Picture of just one side, so I don’t keep checking and comparing both sides

That relief though I feel when I check or do some other compulsion, albeit extremely temporary, is so tempting. It’s weird to be stuck in a compulsion and OCD loop again. It doesn’t happen to me often. I’m well aware from years of therapy that compulsions didn’t work before, and they still won’t work now. The OCD cycle is one of the first things taught in treatment. Yet, here we are. I checked and checked again and checked yet again, so now I’m deep in the loop.

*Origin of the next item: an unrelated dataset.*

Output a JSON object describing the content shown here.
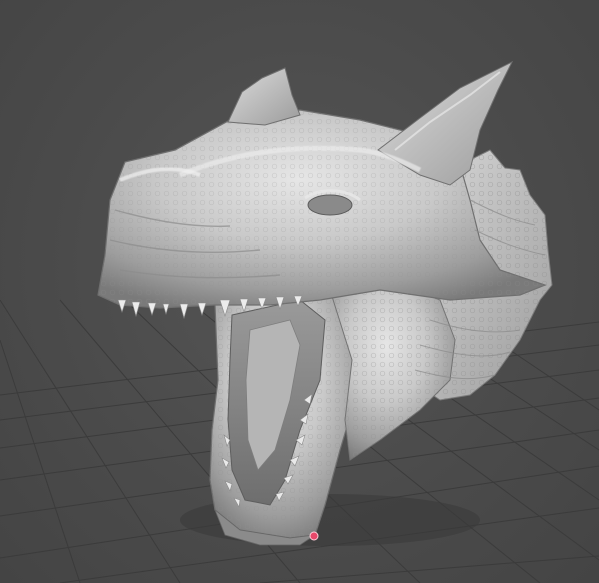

How do I break out? I have to not check. I have to ride the wave of anxiety and urgency and tension and not do the compulsion. I have to break the cycle. Well, I now haven’t checked to see if my hair is even or uneven for 45 minutes. It was difficult, to say the least. But I finally feel the anxiety coming down and the urge lessening. That’s not to say it won’t come back. It will. That is how my brain is wired. But I am getting stronger at resisting each time I resist the urge. I build new wiring and grooves, just like I always have been building in treatment.


P.S. Hi! I know it’s been a while. I’ve been working on other writing, including my MFA manuscript (which I’m now trying to publish) and some paid writing too. Woot! I still plan to keep this blog going, but when inspiration strikes (like now!) rather than on a set schedule.